Pop culture obsessives writing for the pop culture obsessed.

Michael Caine lends his star power to the bewitching curiosities of Youth

Illustration for article titled Michael Caine lends his star power to the bewitching curiosities of Youth

More than any other director currently working, with the possible exception of Terrence Malick, Italy’s Paolo Sorrentino conceives his films musically, working with motifs and movements as much as he does with traditional scenes. So it’s no surprise that his latest effort, Youth, is about a famous conductor whose best friend is a famous film director, no less, thereby splitting the difference. Making his second film in English, following 2011’s exceedingly eccentric This Must Be The Place (starring Sean Penn as The Cure’s Robert Smith, more or less), Sorrentino still mostly refuses to compromise. Youth is slightly less garish and bombastic than his Italian pictures (which include The Great Beauty and Il Divo), but it’s no less free-associative, building meaning from juxtapositions that feel largely intuitive. If you’re on Sorrentino’s wavelength, that can feel liberating. If not, “oppressive” might be a better word.

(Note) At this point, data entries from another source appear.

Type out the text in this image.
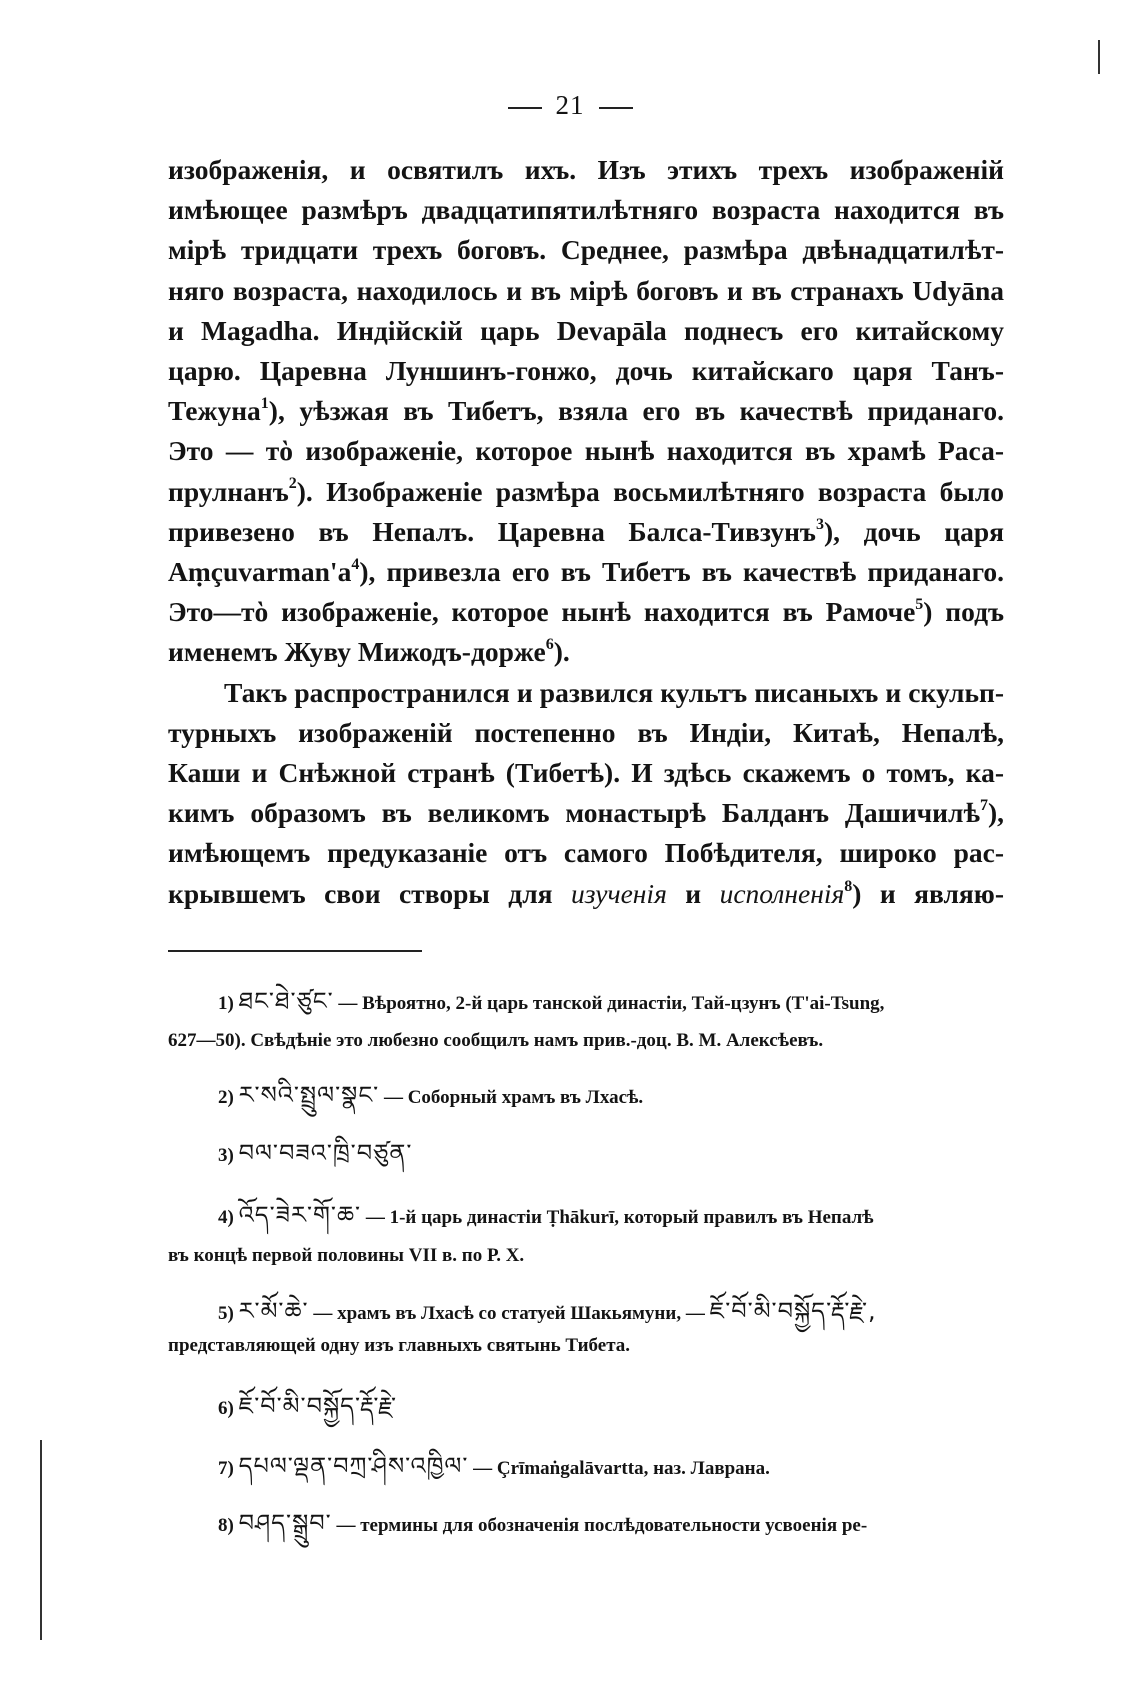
21

изображенія, и освятилъ ихъ. Изъ этихъ трехъ изображеній
имѣющее размѣръ двадцатипятилѣтняго возраста находится въ
мірѣ тридцати трехъ боговъ. Среднее, размѣра двѣнадцатилѣт-
няго возраста, находилось и въ мірѣ боговъ и въ странахъ Udyāna
и Magadha. Индійскій царь Devapāla поднесъ его китайскому
царю. Царевна Луншинъ-гонжо, дочь китайскаго царя Танъ-
Тежуна$^1$), уѣзжая въ Тибетъ, взяла его въ качествѣ приданаго.
Это — тὸ изображеніе, которое нынѣ находится въ храмѣ Раса-
прулнанъ$^2$). Изображеніе размѣра восьмилѣтняго возраста было
привезено въ Непалъ. Царевна Балса-Тивзунъ$^3$), дочь царя
$Aṃçuvarman'а^4$), привезла его въ Тибетъ въ качествѣ приданаго.
Это—тὸ изображеніе, которое нынѣ находится въ Рамоче$^5$) подъ
именемъ Жуву Мижодъ-дорже$^6$).

Такъ распространился и развился культъ писаныхъ и скульп-
турныхъ изображеній постепенно въ Индіи, Китаѣ, Непалѣ,
Каши и Снѣжной странѣ (Тибетѣ). И здѣсь скажемъ о томъ, ка-
кимъ образомъ въ великомъ монастырѣ Балданъ Дашичилѣ$^7$),
имѣющемъ предуказаніе отъ самого Побѣдителя, широко рас-
крывшемъ свои створы для изученія и исполненія$^8$) и являю-

1) ཐང་ཐེ་ཙུང་ — Вѣроятно, 2-й царь танской династіи, Тай-цзунъ (T'ai-Tsung,
627—50). Свѣдѣніе это любезно сообщилъ намъ прив.-доц. В. М. Алексѣевъ.
2) ར་སའི་སྤྲུལ་སྣང་ — Соборный храмъ въ Лхасѣ.
3) བལ་བཟའ་ཁྲི་བཙུན་
4) འོད་ཟེར་གོ་ཆ་ — 1-й царь династіи Ṭhākurī, который правилъ въ Непалѣ
въ концѣ первой половины VII в. по Р. Х.
5) ར་མོ་ཆེ་ — храмъ въ Лхасѣ со статуей Шакьямуни, — ཇོ་བོ་མི་བསྐྱོད་རྡོ་རྗེ་,
представляющей одну изъ главныхъ святынь Тибета.
6) ཇོ་བོ་མི་བསྐྱོད་རྡོ་རྗེ་
7) དཔལ་ལྡན་བཀྲ་ཤིས་འཁྱིལ་ — Çrīmaṅgalāvartta, наз. Лаврана.
8) བཤད་སྒྲུབ་ — термины для обозначенія послѣдовательности усвоенія ре-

This time, he offers a movie-star turn that’s dignified without also coming across as ludicrous. Michael Caine plays Fred Ballinger, a retired composer vacationing in the Swiss Alps at an incredibly ritzy spa, where the entire movie is set. Early on, a representative for Queen Elizabeth shows up to ask Ballinger to perform his most renowned composition, “Simple Songs,” at Prince Philip’s birthday party, and is politely but firmly refused; the question of whether Ballinger will change his mind provides Youth’s sole concession to traditional narrative. Mostly, the film merely observes him as he spends time with his daughter, Lena (Rachel Weisz); with his longtime director pal, Mick Boyle (Harvey Keitel), who’s at the spa with a team of screenwriters, conceiving his next project; and with a famous actor, Jimmy Tree (Paul Dano), whose preparations for an upcoming role provide the movie’s single best sight gag. Lena is married to Mick’s son, who leaves her mid-film for pop star Paloma Faith (playing herself), but even this potentially melodramatic turn of events receives glancing, amused treatment—just one refrain among many.

Given the title, plus the presence of Caine (age 82) and Keitel (age 76), one might assume that Youth is primarily concerned with senescence. (The European ad campaign tries to make the film look like a dirty-old-man romp, employing a still taken from a brief scene in which Fred and Mick are joined in the spa’s pool by a beautiful naked woman.) The two geezers do spend time talking ruefully about their lengthy shared past and their less-than-glorious present—the latter revolves largely around whether either has managed to take a piss that day, and if so, how many drops they squeezed out—but Sorrentino pays an equal amount of attention to tangential subjects: art, romance, sex, collaboration, family. At one point, Fred hikes over to a hill where a herd of cows are grazing and imagines himself conducting the sounds of nature (featuring more cowbell than Christopher Walken ever dreamed of), and Sorrentino directs Youth in much the same way. It’s a constant flow of images and ideas, organized loosely around a central theme.

This style of filmmaking is so precise, and so intensely rhythmic, that its effects can be difficult to describe in words. In one brief scene, Mick is fielding story ideas from his team of writers, while two of them, a man and a woman (who are falling in love, as yet unbeknownst to themselves, Mick earlier told Fred), yell angrily at each other. Sorrentino shifts focus from the argument to Mick dismissing another writer’s tale of personal woe, prompting the writer to jokingly add, “My mother has polio.” Mick explodes with laughter, and on that explosion, almost before it can register, Sorrentino cuts back to the arguing couple. The content of the scene is less crucial than the placement of the cut and its disruptive/associative nature. That’s how Sorrentino operates. He can push too far for effect, at times—there’s talk of a possible Oscar nomination for Jane Fonda, who shows up to deliver a bitter monologue toward the end, playing Mick’s favorite actress, but her showy cameo clashes badly with the film’s generally light and airy tone. For the most part, though, Youth offers the sort of pleasures suggested by Ballinger’s “Simple Songs.” It’s music for the eyes.